Interleave prompts to the ongoing virtual conversation with the real actions (function calls) or tasks that you want to get done, seamlessly
Allows executing planners (think AutoGPT) which invoke a sequence of several existing tools via external APIs to get the task done
In summary, through the evolution of the Completion API, we have witnessed the birth of a new programming paradigm, bit-by-bit, which seamlessly combines the power of traditional programming instructions with natural language instructions.
Conversational Programming: The Path Ahead
Before concluding, it is important to recall that the idea of Conversational Programming is not new and has come up in different forms earlier.
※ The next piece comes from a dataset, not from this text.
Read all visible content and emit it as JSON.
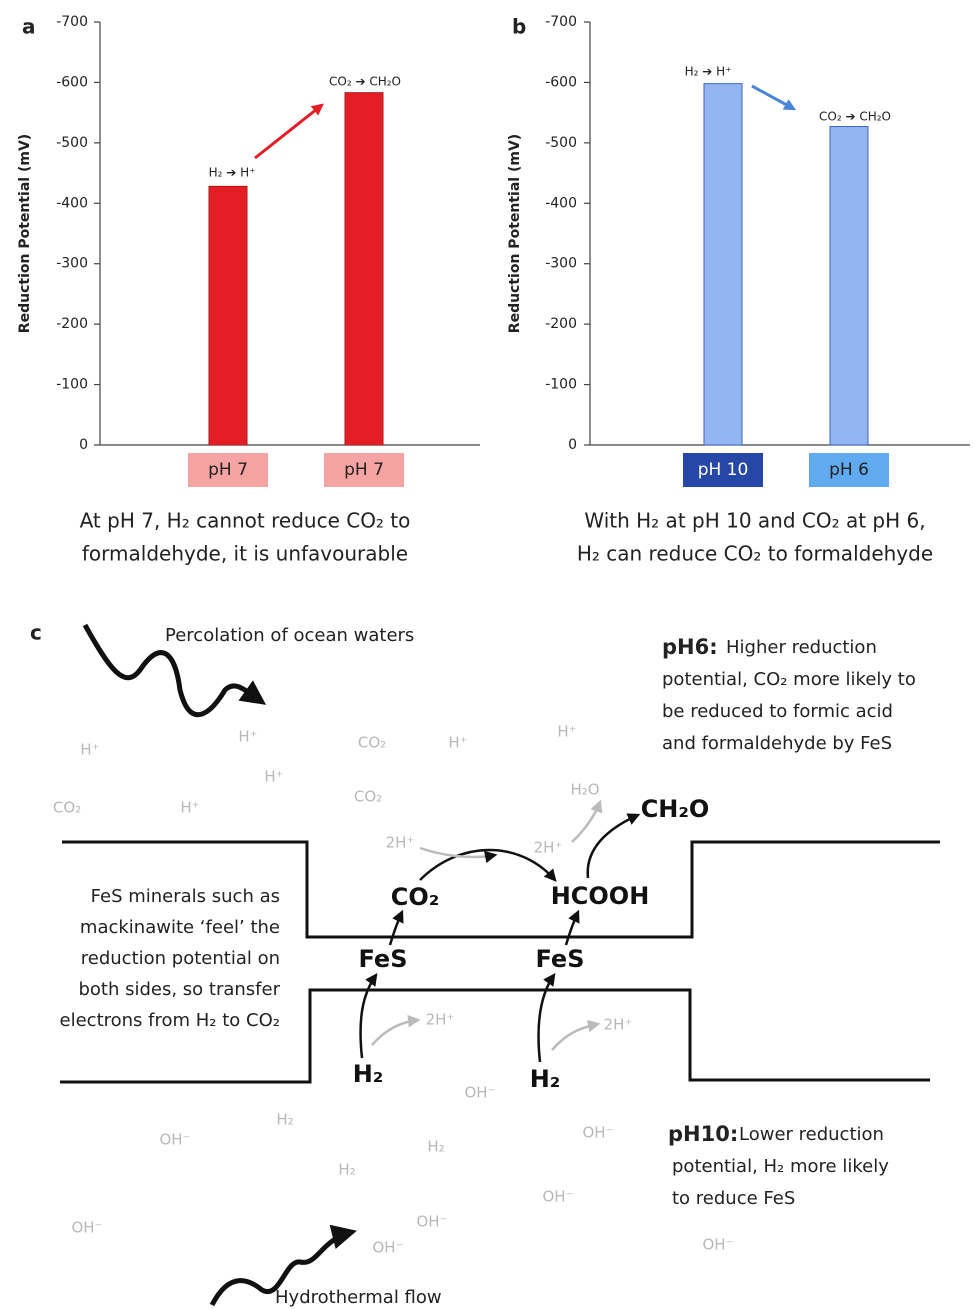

Notably, Marvin Minsky’s 1967 article explores the idea that computers can do more than what they programmed to do. Programs (or instructions) need not be perfect or precise, they only need to satisfy the programmer’s intent. The intent, in turn, isn’t a point goal but a distribution of potential outcomes, any one of which might satisfy the programmer. Consequently, it is ok for the programmer to provide a non-precise specification of their intent (in natural language) and gradually refine it as the conversation flows — an easy segue to conversational programming.
What we see now is a more complete and practical manifestation of the idea, which not only instructs computers via natural language conversations but also works in sync with traditional structured programming. It is worth noting that the current system architecture is nested in outer-structured-and-inner-conversational format: conversational programs are embedded inside the outer structured programming paradigm. This might get reversed in future or the boundaries may be eliminated.
Are there other ways to mix natural language programming with structured programming? Of course. In fact, several approaches have been proposed by researchers: lmql, guidance, parsel, and more. More on these in a separate post.
Finally, we may further generalize the functions parameter (in the ChatCompletion API) to a setting where multiple agents work together with LLMs to reach a goal. Here is a potential mental model for an environment of communicating, collaborating things.
The conversation is a virtual artifact, like a voice in your head or a sub-conscious scratchpad.
the LLM is a virtual planner, which receives task requests from agents.
To execute the virtual plan, the LLM must provide structured data back to the agents, who will then execute the real actions.
You, a human agent, may ask an LLM for help to finish a task. The LLM responds “To finish, I need you to run an errand, please”. You oblige and so the cycle continues.